Making a brand become real
Packaging is an important tool in connecting, building trust, and creating loyalty with the consumer. It is the visual and physical summary uniting brand and product, and guiding consumers through the purchasing process. Most importantly, subject to form and functionality of a physical structure, package design conveys the all-important brand story; as such, it has to remain consistent and reliable in translating brand messaging and standards to packaging graphic design systems, potentially across a wide variety of SKUs.
Unfortunately, especially when small organizations come to the point of needing packaging, it is often the package design alone that they look at. It can be a totally new and/or unique product or it can be an extension or improvement of an existing product. Whatever the case, the dialogue cannot be exclusive to creating “just” a packaging design; rather it has to begin with how to unite, identify and market a product to generate sales so consumers come to know and trust what you offer – and that requires a brand. Being sensitive to the investment of time and energy that goes into developing a new product, is it appropriate to spend the same amount of time and effort defining what you need for branding?
Building a brand where there is none
Whether you are updating a legacy brand or developing branding for a new or innovative product, before you begin the graphic design process, the first steps are to go through a brand discovery process – defining what “is” the nature of your brand, beyond your product name or logo.
- What are my business strategies and objectives?
- What are the specific attributes and values I want consumers to embrace?
- What is the desired market position and messaging for my product?
- Who is the audience?
- What is the key value proposition behind the product?
This discovery phase may include research, competitive analysis, distribution channel review and an understanding of your sales process. But more than any other factor, this process will drive the success of your package design.
Why define these things? Compiling this data helps the design team create and communicate the appropriate tone for their creativity to appropriately communicate or “promote” those defined values to the consumer – to ensure the design elements they use correctly differentiate your product. For example, luxury products most definitely would not share the same design criteria as a commodity or an institutional product. A graphic design system should appeal directly to the targeted consumer, resulting in an understanding of what they can come to expect from a product. And, all of this understanding has to occur within approximately a 5-second window.
Making data work
The collection of appropriate and related data should always be provided to the graphic design team as a component of a creative brief, along with relevant comments on color, image or messaging to avoid in the creative and design process. If not previously provided, a detailed brand guide (detailed doesn’t have to be complex) ensures brand standards and constraints can be uniformly applied in a clear and consistent manner. Otherwise, the result can be a visually compelling design that doesn’t sell because the brand story and value proposition don’t connect with the consumer.
Keeping it consistent
Once a brand and graphic design system have been approved, the challenge that exists is applying the design to all package SKUs; ensuring brand and design integrity remain consistently uniform. This can become problematic when you have high variability in the structural sizes and formats you are managing. For instance, think of a 50 lb. package of dog kibble versus a single-serve can of dog food. You may have 600 square inches for a full package face panel or you may have three square inches for an entire label – in any case, the brand and design grids have to be visually consistent from package to package. I say visually because changes have to be managed in relationships to provide the visual impression of consistency but in truth are not mathematically perfect in their adaptation.

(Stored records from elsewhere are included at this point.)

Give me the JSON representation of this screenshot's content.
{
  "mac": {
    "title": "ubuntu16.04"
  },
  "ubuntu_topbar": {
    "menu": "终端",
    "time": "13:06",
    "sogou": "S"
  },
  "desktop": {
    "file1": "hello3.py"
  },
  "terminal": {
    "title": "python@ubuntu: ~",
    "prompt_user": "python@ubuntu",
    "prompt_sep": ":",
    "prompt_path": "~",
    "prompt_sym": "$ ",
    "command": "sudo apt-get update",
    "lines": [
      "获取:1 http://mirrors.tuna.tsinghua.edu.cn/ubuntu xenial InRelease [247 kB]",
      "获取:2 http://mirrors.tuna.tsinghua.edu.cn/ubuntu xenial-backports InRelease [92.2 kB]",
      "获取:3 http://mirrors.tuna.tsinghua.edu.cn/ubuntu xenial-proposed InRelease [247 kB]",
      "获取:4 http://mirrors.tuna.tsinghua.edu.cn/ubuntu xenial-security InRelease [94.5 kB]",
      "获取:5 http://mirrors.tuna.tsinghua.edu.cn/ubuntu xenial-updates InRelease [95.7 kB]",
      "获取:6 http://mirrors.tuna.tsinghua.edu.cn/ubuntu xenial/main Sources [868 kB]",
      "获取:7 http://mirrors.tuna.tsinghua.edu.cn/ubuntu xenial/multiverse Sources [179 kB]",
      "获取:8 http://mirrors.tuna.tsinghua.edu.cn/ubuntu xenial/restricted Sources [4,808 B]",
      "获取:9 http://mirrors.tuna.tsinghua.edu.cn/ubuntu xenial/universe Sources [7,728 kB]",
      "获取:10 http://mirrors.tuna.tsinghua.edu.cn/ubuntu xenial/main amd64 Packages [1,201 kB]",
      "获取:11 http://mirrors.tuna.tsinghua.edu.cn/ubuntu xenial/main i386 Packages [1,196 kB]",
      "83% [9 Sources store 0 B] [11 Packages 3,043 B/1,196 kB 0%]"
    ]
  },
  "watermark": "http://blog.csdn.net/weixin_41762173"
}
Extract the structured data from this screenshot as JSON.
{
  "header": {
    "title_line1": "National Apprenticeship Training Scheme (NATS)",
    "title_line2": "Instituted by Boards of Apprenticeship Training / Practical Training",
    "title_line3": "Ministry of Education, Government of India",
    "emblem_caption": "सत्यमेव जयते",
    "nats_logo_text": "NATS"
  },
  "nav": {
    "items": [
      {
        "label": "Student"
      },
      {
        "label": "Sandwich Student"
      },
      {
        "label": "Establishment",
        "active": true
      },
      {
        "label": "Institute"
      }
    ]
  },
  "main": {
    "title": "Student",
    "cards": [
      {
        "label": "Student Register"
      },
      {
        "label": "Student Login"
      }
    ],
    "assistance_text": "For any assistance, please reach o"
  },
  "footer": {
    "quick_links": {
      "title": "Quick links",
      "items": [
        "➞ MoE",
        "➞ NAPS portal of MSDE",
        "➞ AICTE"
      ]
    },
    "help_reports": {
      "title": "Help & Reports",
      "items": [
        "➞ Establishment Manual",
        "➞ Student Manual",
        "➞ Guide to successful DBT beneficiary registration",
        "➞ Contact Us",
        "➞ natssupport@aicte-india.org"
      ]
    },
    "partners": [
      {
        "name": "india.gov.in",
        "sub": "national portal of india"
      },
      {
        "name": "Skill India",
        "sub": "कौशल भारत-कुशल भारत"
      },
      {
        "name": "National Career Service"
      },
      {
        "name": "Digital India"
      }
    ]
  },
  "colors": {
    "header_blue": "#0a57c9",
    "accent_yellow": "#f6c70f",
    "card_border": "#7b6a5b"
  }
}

With a thorough understanding of brand constraints and the design application, you can bring incredible consistency and continuity to a package that connects with the consumer and generates the desired sales. Over time, there may be tweaking to a brand mark or guide as your brand matures, and there may be design changes as graphics are refreshed and/or renewed. Throughout this process, keep in mind that in successful packaging, attention to the brand must always lead your design development.
What becomes important is for your creative team (going back to the creative brief) to fully understand marketing communications, consumer, and brand manager priorities. This will ensure the team creates and deliver branding that has a clear point of differentiation across all SKUs and throughout all marketing channels – and that connects with consumers no matter when, where or how they make their purchasing decisions. Put your best brand foot forward on the smartest package you can design to build and reinforce brand loyalty.